Support?

During a conversation with my roommate over dinner, when she asked me how my life was, I replied along the lines of academic work, the usual. Then when I remembered and told her an interesting event that had happened to me last week: my English professor asking me if I ever thought of wanting to be a writing assistant for a class in the future, and I made a comment out loud saying that I was shocked and surprised myself. The latter action did not cover up what I sensed (if it was me on the receiving end), a response eliciting congratulations but rather, possibly jealousy since her response wasn’t exactly “good for you”. So from what had happened, I came to maybe a oversimplified conclusion that when people don’t have events occurring in their life that can be equally congratulated, or wished well on both ends, I guess those are the people you have to look out for.. cause I only have a few that can wish me well when I tell them of such news and I’m grateful for those that support me, in a way. From the way I see it, can only be black and white, support or don’t support. If it’s in between, isn’t that just plain two-facing? There was also another series of events that I can go on to talk that is similar to and can be related to my conclusion.. but maybe some other time when my headache subsides and work lessens..

Long week before a break

Contemplating about the long week ahead. A microecon midterm coming up in addition to two days in a row for essay revision. And 130 pages of reading due tomorrow.

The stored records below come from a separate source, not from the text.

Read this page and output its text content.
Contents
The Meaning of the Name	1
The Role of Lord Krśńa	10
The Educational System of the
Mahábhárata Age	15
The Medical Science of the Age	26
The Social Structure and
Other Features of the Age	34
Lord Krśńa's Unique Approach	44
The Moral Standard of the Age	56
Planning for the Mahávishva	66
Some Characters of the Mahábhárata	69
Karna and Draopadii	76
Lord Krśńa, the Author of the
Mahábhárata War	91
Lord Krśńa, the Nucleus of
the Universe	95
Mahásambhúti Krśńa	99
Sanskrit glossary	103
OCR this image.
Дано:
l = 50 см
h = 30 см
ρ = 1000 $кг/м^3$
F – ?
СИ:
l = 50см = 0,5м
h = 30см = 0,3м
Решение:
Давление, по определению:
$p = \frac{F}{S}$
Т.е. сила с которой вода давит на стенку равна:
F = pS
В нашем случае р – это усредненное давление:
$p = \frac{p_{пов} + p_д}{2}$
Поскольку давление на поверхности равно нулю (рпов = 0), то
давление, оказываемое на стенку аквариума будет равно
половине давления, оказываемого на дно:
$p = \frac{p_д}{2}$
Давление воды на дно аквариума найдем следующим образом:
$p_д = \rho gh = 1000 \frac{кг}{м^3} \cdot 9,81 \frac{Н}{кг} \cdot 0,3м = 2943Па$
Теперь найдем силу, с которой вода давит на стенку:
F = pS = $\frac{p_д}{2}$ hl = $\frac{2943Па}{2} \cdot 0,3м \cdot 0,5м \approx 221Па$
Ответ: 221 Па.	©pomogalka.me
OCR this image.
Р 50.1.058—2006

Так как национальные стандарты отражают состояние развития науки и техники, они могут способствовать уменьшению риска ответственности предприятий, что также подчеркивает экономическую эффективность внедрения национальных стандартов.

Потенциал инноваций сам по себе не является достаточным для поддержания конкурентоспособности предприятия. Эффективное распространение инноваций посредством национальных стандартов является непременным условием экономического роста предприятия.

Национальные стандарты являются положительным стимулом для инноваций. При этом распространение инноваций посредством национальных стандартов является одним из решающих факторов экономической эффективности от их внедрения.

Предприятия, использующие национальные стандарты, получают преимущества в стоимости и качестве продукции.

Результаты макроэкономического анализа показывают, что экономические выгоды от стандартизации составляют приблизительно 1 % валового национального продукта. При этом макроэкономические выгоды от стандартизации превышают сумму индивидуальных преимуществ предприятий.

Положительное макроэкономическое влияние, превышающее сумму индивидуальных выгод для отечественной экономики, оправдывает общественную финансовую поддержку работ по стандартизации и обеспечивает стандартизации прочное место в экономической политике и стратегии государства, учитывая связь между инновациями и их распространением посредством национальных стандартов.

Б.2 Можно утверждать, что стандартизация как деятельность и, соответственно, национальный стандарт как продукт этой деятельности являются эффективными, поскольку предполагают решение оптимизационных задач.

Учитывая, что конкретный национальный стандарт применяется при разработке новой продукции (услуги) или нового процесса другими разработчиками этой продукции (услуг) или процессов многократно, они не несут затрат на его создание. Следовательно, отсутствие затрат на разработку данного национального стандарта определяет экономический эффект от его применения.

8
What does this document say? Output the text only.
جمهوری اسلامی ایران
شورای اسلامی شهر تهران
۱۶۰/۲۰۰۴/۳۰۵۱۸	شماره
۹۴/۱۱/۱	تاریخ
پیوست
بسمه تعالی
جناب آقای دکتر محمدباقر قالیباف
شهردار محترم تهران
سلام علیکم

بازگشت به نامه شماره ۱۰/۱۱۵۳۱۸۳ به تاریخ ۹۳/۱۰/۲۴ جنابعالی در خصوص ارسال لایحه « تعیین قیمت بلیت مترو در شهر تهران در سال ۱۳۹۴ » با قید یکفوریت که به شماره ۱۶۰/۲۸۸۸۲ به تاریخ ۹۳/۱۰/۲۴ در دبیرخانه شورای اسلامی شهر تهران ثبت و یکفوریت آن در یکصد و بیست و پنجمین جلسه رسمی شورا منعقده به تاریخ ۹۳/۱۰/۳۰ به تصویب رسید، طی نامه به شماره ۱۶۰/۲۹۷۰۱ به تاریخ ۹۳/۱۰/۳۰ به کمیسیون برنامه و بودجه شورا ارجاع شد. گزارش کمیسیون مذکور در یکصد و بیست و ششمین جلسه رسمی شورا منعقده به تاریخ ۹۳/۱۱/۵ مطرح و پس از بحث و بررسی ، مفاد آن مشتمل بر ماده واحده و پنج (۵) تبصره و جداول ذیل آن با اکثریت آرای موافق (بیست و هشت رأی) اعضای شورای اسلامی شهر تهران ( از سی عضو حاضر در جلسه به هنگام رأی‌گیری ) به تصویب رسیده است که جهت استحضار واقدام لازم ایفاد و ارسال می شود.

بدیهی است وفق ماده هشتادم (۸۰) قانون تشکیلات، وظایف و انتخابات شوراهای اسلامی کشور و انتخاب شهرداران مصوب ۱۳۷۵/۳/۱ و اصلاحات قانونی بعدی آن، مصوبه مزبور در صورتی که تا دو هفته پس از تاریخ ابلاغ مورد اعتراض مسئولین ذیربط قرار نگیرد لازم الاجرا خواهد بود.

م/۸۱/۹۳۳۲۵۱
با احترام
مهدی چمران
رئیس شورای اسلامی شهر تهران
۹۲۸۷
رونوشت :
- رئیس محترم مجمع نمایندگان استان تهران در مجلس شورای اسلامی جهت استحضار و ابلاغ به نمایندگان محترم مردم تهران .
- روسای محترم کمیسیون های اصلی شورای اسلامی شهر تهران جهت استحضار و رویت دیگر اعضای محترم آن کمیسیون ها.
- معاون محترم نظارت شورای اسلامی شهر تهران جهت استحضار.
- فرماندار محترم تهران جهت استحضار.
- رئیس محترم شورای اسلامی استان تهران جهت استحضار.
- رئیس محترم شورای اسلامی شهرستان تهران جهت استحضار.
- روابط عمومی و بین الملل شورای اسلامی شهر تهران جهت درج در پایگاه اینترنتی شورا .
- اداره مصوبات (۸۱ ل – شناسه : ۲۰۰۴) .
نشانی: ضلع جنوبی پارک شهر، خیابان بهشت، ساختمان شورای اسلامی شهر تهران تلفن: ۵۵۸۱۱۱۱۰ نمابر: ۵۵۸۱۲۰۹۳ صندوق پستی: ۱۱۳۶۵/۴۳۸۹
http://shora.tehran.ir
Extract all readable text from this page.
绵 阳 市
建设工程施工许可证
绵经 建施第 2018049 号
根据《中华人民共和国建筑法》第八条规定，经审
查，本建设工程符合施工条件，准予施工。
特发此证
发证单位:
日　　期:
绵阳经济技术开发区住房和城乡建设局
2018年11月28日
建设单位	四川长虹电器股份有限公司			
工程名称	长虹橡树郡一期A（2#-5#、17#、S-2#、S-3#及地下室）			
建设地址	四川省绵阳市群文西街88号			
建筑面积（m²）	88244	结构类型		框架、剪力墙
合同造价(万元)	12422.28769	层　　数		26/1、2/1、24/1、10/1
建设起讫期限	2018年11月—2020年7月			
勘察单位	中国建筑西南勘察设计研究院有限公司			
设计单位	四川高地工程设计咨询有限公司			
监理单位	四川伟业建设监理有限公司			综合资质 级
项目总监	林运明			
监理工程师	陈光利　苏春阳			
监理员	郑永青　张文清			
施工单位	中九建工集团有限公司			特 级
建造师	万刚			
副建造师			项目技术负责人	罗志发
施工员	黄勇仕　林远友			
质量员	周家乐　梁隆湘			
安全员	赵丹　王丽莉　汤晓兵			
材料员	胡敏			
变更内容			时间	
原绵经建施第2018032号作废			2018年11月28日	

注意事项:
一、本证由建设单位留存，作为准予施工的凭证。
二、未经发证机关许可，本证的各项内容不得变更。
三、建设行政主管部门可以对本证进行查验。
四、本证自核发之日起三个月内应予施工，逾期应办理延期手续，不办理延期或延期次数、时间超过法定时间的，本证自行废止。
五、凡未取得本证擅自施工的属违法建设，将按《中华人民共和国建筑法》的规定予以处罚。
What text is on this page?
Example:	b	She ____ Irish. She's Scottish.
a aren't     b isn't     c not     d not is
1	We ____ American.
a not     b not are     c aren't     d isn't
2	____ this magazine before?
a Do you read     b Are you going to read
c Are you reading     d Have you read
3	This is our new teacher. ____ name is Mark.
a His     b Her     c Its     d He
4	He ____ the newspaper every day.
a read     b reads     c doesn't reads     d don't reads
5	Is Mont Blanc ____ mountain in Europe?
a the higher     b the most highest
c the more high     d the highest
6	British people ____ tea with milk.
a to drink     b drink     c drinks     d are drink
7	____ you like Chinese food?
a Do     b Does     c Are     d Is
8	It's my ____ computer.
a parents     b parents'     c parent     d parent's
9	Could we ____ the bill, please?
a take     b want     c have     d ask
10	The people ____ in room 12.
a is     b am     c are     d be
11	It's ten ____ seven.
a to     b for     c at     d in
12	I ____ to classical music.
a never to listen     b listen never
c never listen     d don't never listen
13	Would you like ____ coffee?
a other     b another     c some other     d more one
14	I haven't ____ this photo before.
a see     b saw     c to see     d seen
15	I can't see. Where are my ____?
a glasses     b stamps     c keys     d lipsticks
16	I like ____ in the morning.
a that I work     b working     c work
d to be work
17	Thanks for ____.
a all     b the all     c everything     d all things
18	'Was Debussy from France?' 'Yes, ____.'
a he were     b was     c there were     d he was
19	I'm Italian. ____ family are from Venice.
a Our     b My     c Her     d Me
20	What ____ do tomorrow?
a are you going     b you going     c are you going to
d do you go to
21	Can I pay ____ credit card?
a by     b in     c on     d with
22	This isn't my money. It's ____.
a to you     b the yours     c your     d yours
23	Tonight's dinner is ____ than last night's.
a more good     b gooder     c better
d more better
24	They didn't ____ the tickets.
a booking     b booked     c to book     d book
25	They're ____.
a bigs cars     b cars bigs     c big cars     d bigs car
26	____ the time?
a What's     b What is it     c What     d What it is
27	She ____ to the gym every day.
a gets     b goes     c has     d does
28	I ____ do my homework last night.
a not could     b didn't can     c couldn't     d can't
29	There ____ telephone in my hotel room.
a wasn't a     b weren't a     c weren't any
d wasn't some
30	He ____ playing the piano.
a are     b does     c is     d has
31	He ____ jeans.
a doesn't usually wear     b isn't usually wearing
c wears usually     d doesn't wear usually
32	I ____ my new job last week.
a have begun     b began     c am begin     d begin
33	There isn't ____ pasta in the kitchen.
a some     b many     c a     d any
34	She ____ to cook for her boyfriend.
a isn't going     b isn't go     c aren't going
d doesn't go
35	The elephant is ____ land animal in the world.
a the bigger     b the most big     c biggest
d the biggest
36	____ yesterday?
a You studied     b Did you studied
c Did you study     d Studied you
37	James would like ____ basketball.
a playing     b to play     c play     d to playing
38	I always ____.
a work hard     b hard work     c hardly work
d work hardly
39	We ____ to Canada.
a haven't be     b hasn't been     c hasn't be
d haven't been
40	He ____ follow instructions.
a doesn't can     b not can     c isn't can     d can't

Still got to get a replacement social security card.. After this week is a three day weekend, going back home finally. Really need a break to watch whatever I want and just slug around, be lazy. Currently reading Sweet Thursday, the 130 pages due tomorrow is for a reading group. Which leads me to why I took time out to blog/rant. Doc, a character from the book contemplates about his life after coming back from the military. The two words that stands out for me is wonder & impatience. They describe what I feel sometimes.. Wondering about how things would be different if I did something another way & impatience because I sometimes just want to be done with homework and not let it control my life, restricting the freedom I should have as a youngster to do anything.